Do you want an acting job?

West End Production of The  Gruffalo - Josie's first job was in TIE

by Melanie Ash

So you want to be an actor.  You’ve attended classes, signed with an agency, maybe you’ve gone to university, drama school or 6th form college.  You are full of it!  You have so much enthusiasm, talent and determination. Enough dreams of stardom to make even the saddest x factor contestant look like they don’t really want it – not like you do.

So what ‘s going wrong? Why are you not working?  How come the girl from your class is now on Hollyoaks – she wasn’t even as good as you?

This blog is designed to give you a few tips, a few home truths and some honest advice on how to optimise your chances of getting work.

Firstly – please please stop writing to agents and casting directors letters saying ‘I want to be taken as a SERIOUS actor’.  What does this mean?  Yes actors are rather fabulous and fun (if a little narcissistic) but ALL actors want to be taken seriously.  This one sentence says more about your mental health than it does about your talent.  The subtext to this rather sweeping and ill thought determination is ‘I want to be taken so seriously I never have to do a commercial, soap or TIE and just walk straight into a Jimmy McGovern drama with Sarah Lancashire’ ……………..which leads beautifully onto my next point.

Stop being a snob!  There is absolutely nothing wrong with doing theatre in education (TIE), or commercials or soaps.  I always find it incredible that it’s the same actors that refuse to do TIE that spend hours being an extra yet maintain they are acting for a living!  Wake up call!  Being an extra is not the same as being an actor.  The confidence to be gained from going on tour in TIE is  second to none.  It’s much more worthwhile than sitting in an office temping, sitting on set as an extra or calling your agent moaning about having no work.  Skills and personality traits it will give you for your future career in Hollywood include gaining confidence, a thick skin (if you can sing on stage to 200 kids who think you are absolutely rubbish, are shouting rude words and throwing things at you-you can meet the rudest of directors) , a strong work ethic, patience, compassion (touring in a van and living with 5 other farting and emotionally challenging actors for 12 weeks will either make you or break you).  On a serious note you will learn more about characterisation, playing your objective, the use of silence, projection, timing etc than you’ll learn in 12 months being an extra.  It’s the nearest thing you’ll get to Rep Theatre – where all our greatest actors got their training.  Google Rep – it was hard work but it was great training for actors.  And guess what?  It’s a job on your CV which means I can tell the casting director that you are a professional working actor and NOT a nobody dreaming of fame.
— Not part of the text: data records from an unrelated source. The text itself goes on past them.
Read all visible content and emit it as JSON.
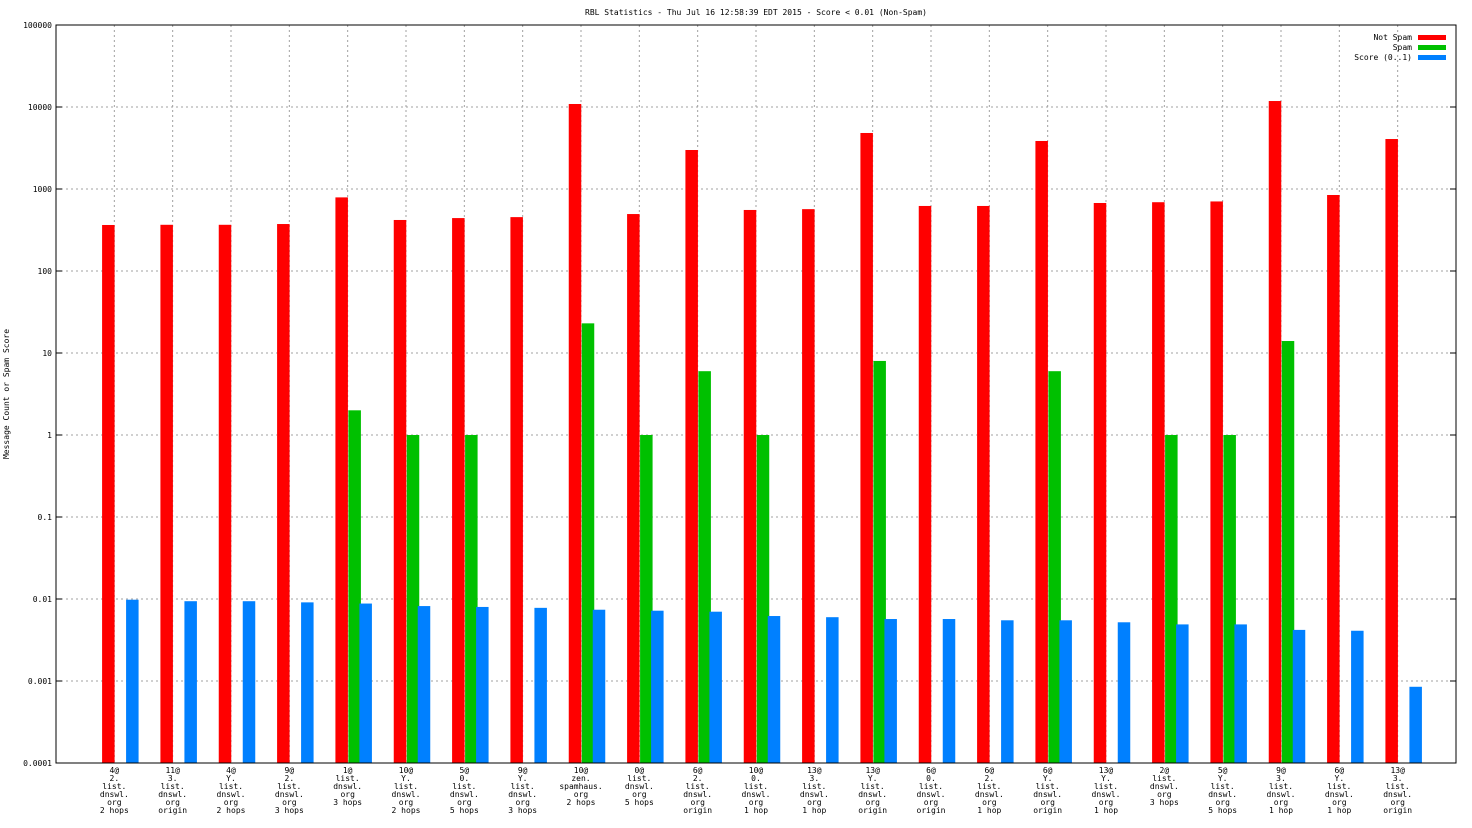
{
  "chart_data": {
    "type": "bar",
    "title": "RBL Statistics - Thu Jul 16 12:58:39 EDT 2015 - Score < 0.01 (Non-Spam)",
    "xlabel": "",
    "ylabel": "Message Count or Spam Score",
    "yscale": "log",
    "ylim": [
      0.0001,
      100000
    ],
    "yticks": [
      "0.0001",
      "0.001",
      "0.01",
      "0.1",
      "1",
      "10",
      "100",
      "1000",
      "10000",
      "100000"
    ],
    "grid": true,
    "legend_position": "top-right",
    "categories": [
      [
        "4@",
        "2.",
        "list.",
        "dnswl.",
        "org",
        "2 hops"
      ],
      [
        "11@",
        "3.",
        "list.",
        "dnswl.",
        "org",
        "origin"
      ],
      [
        "4@",
        "Y.",
        "list.",
        "dnswl.",
        "org",
        "2 hops"
      ],
      [
        "9@",
        "2.",
        "list.",
        "dnswl.",
        "org",
        "3 hops"
      ],
      [
        "1@",
        "list.",
        "dnswl.",
        "org",
        "3 hops"
      ],
      [
        "10@",
        "Y.",
        "list.",
        "dnswl.",
        "org",
        "2 hops"
      ],
      [
        "5@",
        "0.",
        "list.",
        "dnswl.",
        "org",
        "5 hops"
      ],
      [
        "9@",
        "Y.",
        "list.",
        "dnswl.",
        "org",
        "3 hops"
      ],
      [
        "10@",
        "zen.",
        "spamhaus.",
        "org",
        "2 hops"
      ],
      [
        "0@",
        "list.",
        "dnswl.",
        "org",
        "5 hops"
      ],
      [
        "6@",
        "2.",
        "list.",
        "dnswl.",
        "org",
        "origin"
      ],
      [
        "10@",
        "0.",
        "list.",
        "dnswl.",
        "org",
        "1 hop"
      ],
      [
        "13@",
        "3.",
        "list.",
        "dnswl.",
        "org",
        "1 hop"
      ],
      [
        "13@",
        "Y.",
        "list.",
        "dnswl.",
        "org",
        "origin"
      ],
      [
        "6@",
        "0.",
        "list.",
        "dnswl.",
        "org",
        "origin"
      ],
      [
        "6@",
        "2.",
        "list.",
        "dnswl.",
        "org",
        "1 hop"
      ],
      [
        "6@",
        "Y.",
        "list.",
        "dnswl.",
        "org",
        "origin"
      ],
      [
        "13@",
        "Y.",
        "list.",
        "dnswl.",
        "org",
        "1 hop"
      ],
      [
        "2@",
        "list.",
        "dnswl.",
        "org",
        "3 hops"
      ],
      [
        "5@",
        "Y.",
        "list.",
        "dnswl.",
        "org",
        "5 hops"
      ],
      [
        "9@",
        "3.",
        "list.",
        "dnswl.",
        "org",
        "1 hop"
      ],
      [
        "6@",
        "Y.",
        "list.",
        "dnswl.",
        "org",
        "1 hop"
      ],
      [
        "13@",
        "3.",
        "list.",
        "dnswl.",
        "org",
        "origin"
      ]
    ],
    "series": [
      {
        "name": "Not Spam",
        "color": "#ff0000",
        "values": [
          364,
          366,
          366,
          374,
          790,
          419,
          442,
          454,
          10880,
          495,
          2990,
          555,
          568,
          4820,
          621,
          621,
          3850,
          675,
          690,
          705,
          11830,
          845,
          4070
        ]
      },
      {
        "name": "Spam",
        "color": "#00c000",
        "values": [
          0,
          0,
          0,
          0,
          2,
          1,
          1,
          0,
          23,
          1,
          6,
          1,
          0,
          8,
          0,
          0,
          6,
          0,
          1,
          1,
          14,
          0,
          0
        ]
      },
      {
        "name": "Score (0..1)",
        "color": "#0080ff",
        "values": [
          0.0098,
          0.0094,
          0.0094,
          0.0091,
          0.0088,
          0.0082,
          0.008,
          0.0078,
          0.0074,
          0.0072,
          0.007,
          0.0062,
          0.006,
          0.0057,
          0.0057,
          0.0055,
          0.0055,
          0.0052,
          0.0049,
          0.0049,
          0.0042,
          0.0041,
          0.00085
        ]
      }
    ]
  }
}
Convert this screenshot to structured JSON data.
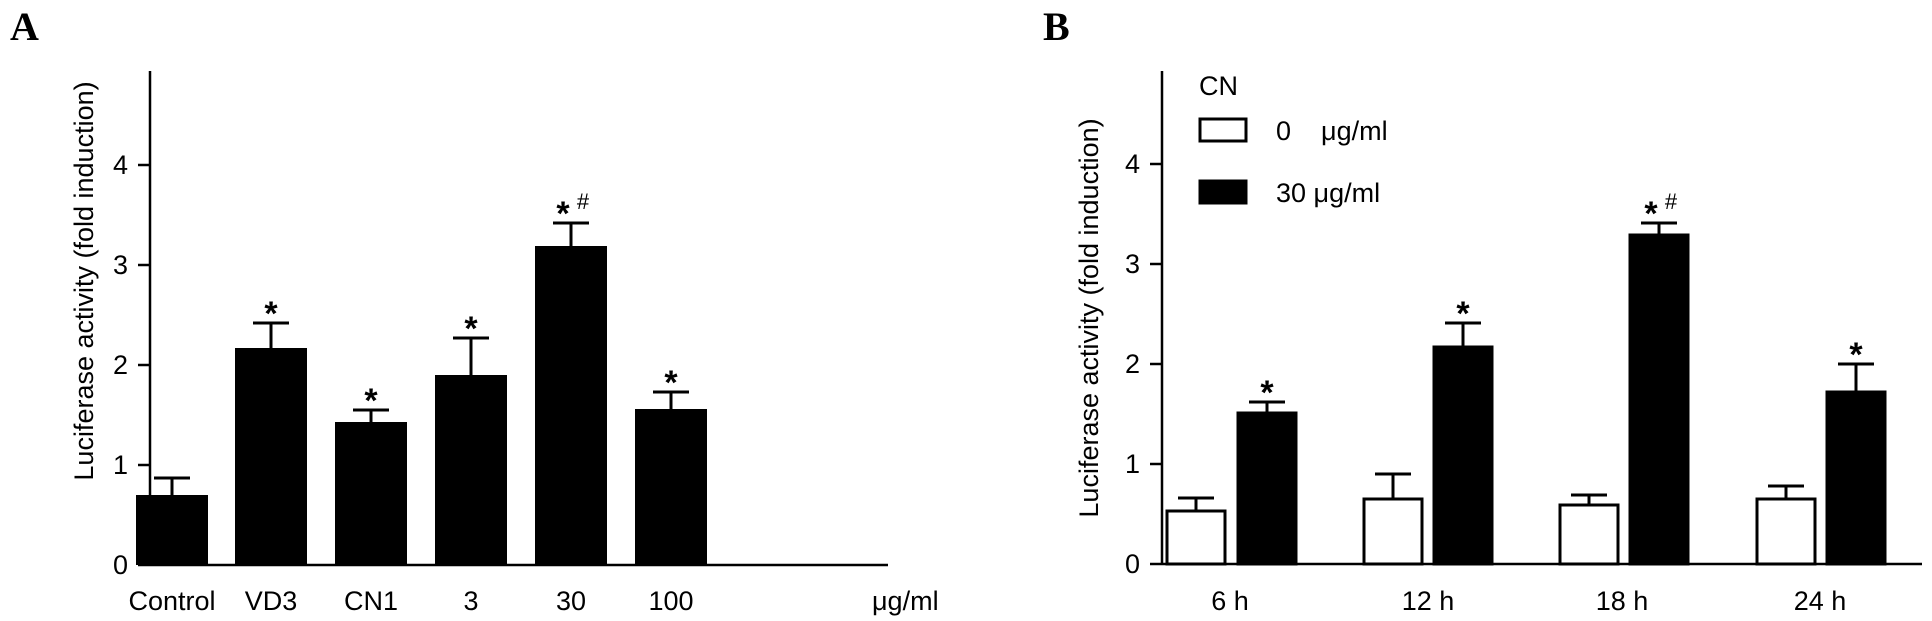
{
  "chart_data": [
    {
      "panel_label": "A",
      "type": "bar",
      "ylabel": "Luciferase activity (fold induction)",
      "ylim": [
        0,
        4
      ],
      "yticks": [
        0,
        1,
        2,
        3,
        4
      ],
      "categories": [
        "Control",
        "VD3",
        "CN1",
        "3",
        "30",
        "100"
      ],
      "category_unit": "μg/ml",
      "values": [
        0.7,
        2.17,
        1.43,
        1.9,
        3.19,
        1.56
      ],
      "errors": [
        0.17,
        0.25,
        0.12,
        0.37,
        0.23,
        0.17
      ],
      "annotations": [
        {
          "category": "VD3",
          "marks": [
            "*"
          ]
        },
        {
          "category": "CN1",
          "marks": [
            "*"
          ]
        },
        {
          "category": "3",
          "marks": [
            "*"
          ]
        },
        {
          "category": "30",
          "marks": [
            "*",
            "#"
          ]
        },
        {
          "category": "100",
          "marks": [
            "*"
          ]
        }
      ],
      "colors": {
        "bar": "#000000"
      }
    },
    {
      "panel_label": "B",
      "type": "bar",
      "ylabel": "Luciferase activity (fold induction)",
      "ylim": [
        0,
        4
      ],
      "yticks": [
        0,
        1,
        2,
        3,
        4
      ],
      "categories": [
        "6 h",
        "12 h",
        "18 h",
        "24 h"
      ],
      "legend": {
        "title": "CN",
        "position": "top-left",
        "entries": [
          "0    μg/ml",
          "30 μg/ml"
        ]
      },
      "series": [
        {
          "values": [
            0.53,
            0.65,
            0.59,
            0.65
          ],
          "errors": [
            0.13,
            0.25,
            0.1,
            0.13
          ],
          "color": "#ffffff"
        },
        {
          "values": [
            1.51,
            2.17,
            3.29,
            1.72
          ],
          "errors": [
            0.11,
            0.24,
            0.12,
            0.28
          ],
          "color": "#000000"
        }
      ],
      "annotations": [
        {
          "category": "6 h",
          "series": 1,
          "marks": [
            "*"
          ]
        },
        {
          "category": "12 h",
          "series": 1,
          "marks": [
            "*"
          ]
        },
        {
          "category": "18 h",
          "series": 1,
          "marks": [
            "*",
            "#"
          ]
        },
        {
          "category": "24 h",
          "series": 1,
          "marks": [
            "*"
          ]
        }
      ]
    }
  ]
}
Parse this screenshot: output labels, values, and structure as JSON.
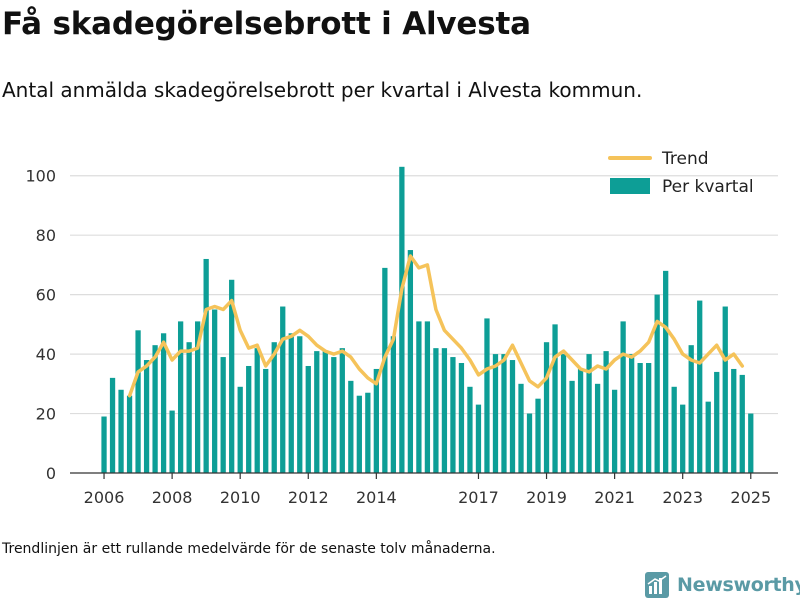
{
  "header": {
    "title": "Få skadegörelsebrott i Alvesta",
    "subtitle": "Antal anmälda skadegörelsebrott per kvartal i Alvesta kommun."
  },
  "footer": {
    "note": "Trendlinjen är ett rullande medelvärde för de senaste tolv månaderna.",
    "brand": "Newsworthy"
  },
  "colors": {
    "bars": "#0d9e96",
    "trend": "#f5c35a",
    "grid": "#dddddd",
    "axis": "#333333",
    "brand": "#5a9aa5"
  },
  "chart_data": {
    "type": "bar",
    "title": "Få skadegörelsebrott i Alvesta",
    "subtitle": "Antal anmälda skadegörelsebrott per kvartal i Alvesta kommun.",
    "ylim": [
      0,
      110
    ],
    "yticks": [
      0,
      20,
      40,
      60,
      80,
      100
    ],
    "xlim": [
      2005.0,
      2025.8
    ],
    "xticks": [
      2006,
      2008,
      2010,
      2012,
      2014,
      2017,
      2019,
      2021,
      2023,
      2025
    ],
    "grid": true,
    "legend_position": "top-right",
    "legend": [
      "Trend",
      "Per kvartal"
    ],
    "series": [
      {
        "name": "Per kvartal",
        "type": "bar",
        "start_year": 2006,
        "start_quarter": 1,
        "values": [
          19,
          32,
          28,
          26,
          48,
          38,
          43,
          47,
          21,
          51,
          44,
          51,
          72,
          55,
          39,
          65,
          29,
          36,
          42,
          35,
          44,
          56,
          47,
          46,
          36,
          41,
          41,
          39,
          42,
          31,
          26,
          27,
          35,
          69,
          46,
          103,
          75,
          51,
          51,
          42,
          42,
          39,
          37,
          29,
          23,
          52,
          40,
          40,
          38,
          30,
          20,
          25,
          44,
          50,
          40,
          31,
          35,
          40,
          30,
          41,
          28,
          51,
          40,
          37,
          37,
          60,
          68,
          29,
          23,
          43,
          58,
          24,
          34,
          56,
          35,
          33,
          20
        ]
      },
      {
        "name": "Trend",
        "type": "line",
        "start_year": 2006,
        "start_quarter": 4,
        "values": [
          26,
          34,
          36,
          39,
          44,
          38,
          41,
          41,
          42,
          55,
          56,
          55,
          58,
          48,
          42,
          43,
          36,
          40,
          45,
          46,
          48,
          46,
          43,
          41,
          40,
          41,
          39,
          35,
          32,
          30,
          39,
          45,
          62,
          73,
          69,
          70,
          55,
          48,
          45,
          42,
          38,
          33,
          35,
          36,
          38,
          43,
          37,
          31,
          29,
          32,
          39,
          41,
          38,
          35,
          34,
          36,
          35,
          38,
          40,
          39,
          41,
          44,
          51,
          49,
          45,
          40,
          38,
          37,
          40,
          43,
          38,
          40,
          36
        ]
      }
    ]
  }
}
Next up – it’s ok to do a couple of short films for free.  Choose your scripts carefully, they can be used as a showreel, some students may agree to put you a showreel together in exchange for you working on their film.  I am not convinced drama schools, 6th forms etc give actors enough training in acting for TV and film.  Nothing compares to the experience you get on set without the pressure of the  whole nation seeing that dodgy thing you do with your eyebrows on close ups.  You need to have your technique perfect by the time you are filming on Casualty.  You need to know what works, how to work your camera angles, how to turn on the emotion when filming  out of sequence with a mega famous actor after a night on the pop (you had to go out – when you gonna be invited out with such beautiful, charming and famous actors ever again?)

Finally, when you do get a casting please please please be interesting!  Every casting director already knows that you want to be an actor, that you are obsessed with it, that you are doing EVERYTHING you can to make it happen.  What they want is someone who can say the lines as if they mean it, react (and show the reaction)  and is the kind of person you wouldn’t mind having a brew and a slice of cake with.  Tell them something interesting that’ll make them remember you – an acecdote, a charming story that is self effacing and that would endear even the toughest casting director. If that doesn’t work?  Compliment her on her shoes or ask what footy team he supports (and keep everything crossed its the same as yours)!

My last  little pearl of wisdom is ask yourself why?  Why do you want to be an actor?  If its because you want to be famous – please jog along.  If you love reading a script, bringing a character to life, learning your lines, attending classes  (even if you do think you are better  than the girl from Hollyoaks) and you can handle regular dollops of rejection then it may well be the career for you.   And if that’s the case – take a good, hard long look in the mirror.  What’s different about you?  What’s unique? Stop pretending to be something you are not, work out who you are and ‘sell’ that.  You are already expected to pretend as a job – its impossible if you are already pretending to be something you are not.  Your acting will be false.  Keep it real, stay true to your beliefs, have a moral compass, be kind – to yourself and others, do 6 months TIE and trust me you’ll get there!